Open rowgraus opened 2 years ago
@dtribble Is this needed for Mainnet-1?
@dtribble is this a MN-1 thing?
@warner For proper project planning and tracking, this needs an area label covered by one of our weekly planning meetings. Please pick the appropriate one from: agd, agoric-cli, agoric-cosmos, amm, core economy, cosmic-swingset, endo, ertp, getrun, governance, installation-bundling, metering, oracle, pegasus, run-protocol, ses, staking, swingset, swingset-runner, tc39, token economy, tooling, ui, wallet, xsnap, zoe, zoe contract
next step: have a meeting to figure out a design
@rowgraus can we make this a regular issue? I believe I don't have the rights to do that.
@mhofman I was able to convert it to a regular issue.
We discussed this in the kernel meeting today. The summary of the discussion:
On a start after halt scenario, we'll need the swingset low-priority handling to start disabled.

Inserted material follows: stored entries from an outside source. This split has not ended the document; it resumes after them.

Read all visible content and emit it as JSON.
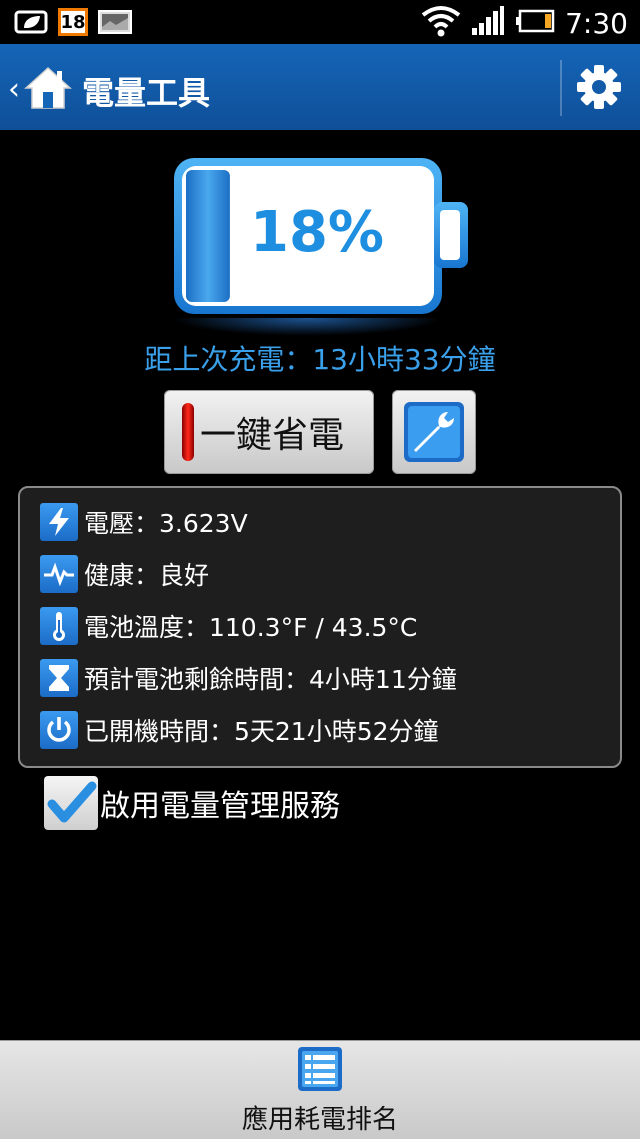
{
  "status_bar": {
    "notification_badge": "18",
    "time": "7:30",
    "icons": [
      "leaf-icon",
      "calendar-badge-icon",
      "image-icon",
      "wifi-icon",
      "signal-icon",
      "battery-icon"
    ]
  },
  "action_bar": {
    "title": "電量工具",
    "icons": [
      "back-chevron-icon",
      "home-icon",
      "gear-icon"
    ]
  },
  "battery": {
    "level_percent": 18,
    "level_text": "18%",
    "since_last_charge": "距上次充電：13小時33分鐘"
  },
  "buttons": {
    "power_save_label": "一鍵省電",
    "tools_icon": "wrench-icon"
  },
  "info": {
    "voltage": "電壓：3.623V",
    "health": "健康：良好",
    "temperature": "電池溫度：110.3°F / 43.5°C",
    "remaining": "預計電池剩餘時間：4小時11分鐘",
    "uptime": "已開機時間：5天21小時52分鐘"
  },
  "service": {
    "label": "啟用電量管理服務",
    "checked": true
  },
  "bottom": {
    "label": "應用耗電排名"
  },
  "colors": {
    "accent": "#1e8ee0",
    "action_bar": "#1565b8",
    "subtitle": "#3aa0ea"
  }
}
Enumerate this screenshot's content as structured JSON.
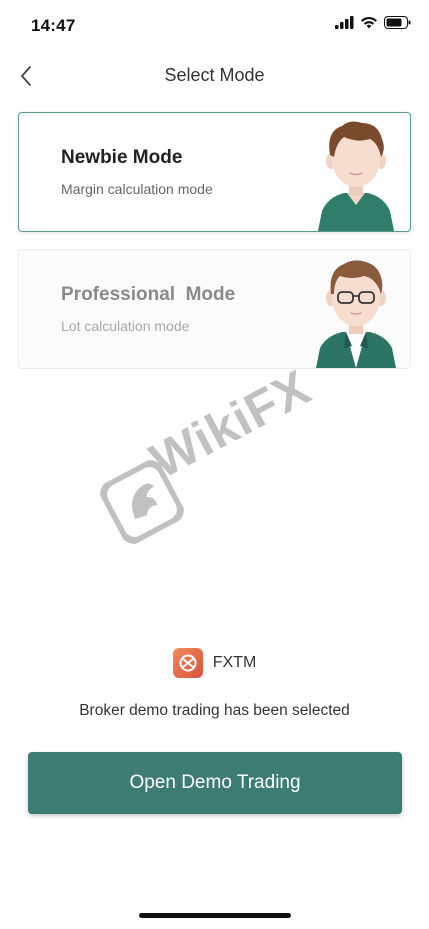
{
  "status_bar": {
    "time": "14:47",
    "icons": [
      "cellular-signal-icon",
      "wifi-icon",
      "battery-icon"
    ]
  },
  "nav": {
    "back_icon": "chevron-left-icon",
    "title": "Select Mode"
  },
  "modes": [
    {
      "title": "Newbie Mode",
      "subtitle": "Margin calculation mode",
      "selected": true
    },
    {
      "title": "Professional  Mode",
      "subtitle": "Lot calculation mode",
      "selected": false
    }
  ],
  "watermark": {
    "text": "WikiFX"
  },
  "broker": {
    "name": "FXTM",
    "logo_icon": "fxtm-logo-icon",
    "note": "Broker demo trading has been selected"
  },
  "action": {
    "label": "Open Demo Trading"
  },
  "colors": {
    "accent": "#3d7c72",
    "selected_border": "#5a9a8e",
    "broker_logo": "#e06a45"
  }
}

We'll also likely want any low priority messages to be rejected at the cosmos layer until the kernel is ready to process low priority messages again, arguing for an explicit version of the lever for that mechanism.
An economic contract which relies on price oracles could decide they're ready once they've received a second price update (after it acknowledged the first update which may have been stale, and then oracle sent a now up-to-date quote).
@mhofman Can we remove the in-design label from this one?
What this means to me is:
The fix we talked about was to do a "soft restart", in which the chain is told that it is restarting, and for the first minute or so, it does not accept any messages other than economy-critical price-oracle signals.
We'd implement this with the #5334 backpressure mechanism which controls ingress at the mempool/txn level to exclude non-oracle-signed transactions from blocks during the restart window, plus some code in the new version that knows when this window starts and ends. If the chain halted just after block 100, such that the next block executed will be 101, then our replacement/upgraded software should have something in
cosmic-swingset
that does:to give roughly 60 seconds for the economic engine to get prepared for user requests. We'd also need to ensure that the oracle price signals / etc can be delivered during that window, even if user requests are flooding the RPC servers/etc.
We might consider making this more explicit: let the vats that manage vaults give a signal when they believe they're up to date, and disable non-economic messages until that point. That might mean control over the non-economic admissibility should be made available to userspace, which would be.. exciting. It would also want a way for the
cosmic-swingset
layer to signal to those economy vats that we'd entered soft-start mode, and that the vats are responsible for exiting it when they're ready.@rowgraus points out that this feature could easily consume more effort than it warrants, and/or could expose more of an attack surface than it addresses, and I agree. I think we'll need to invoke our economist friends for advice too.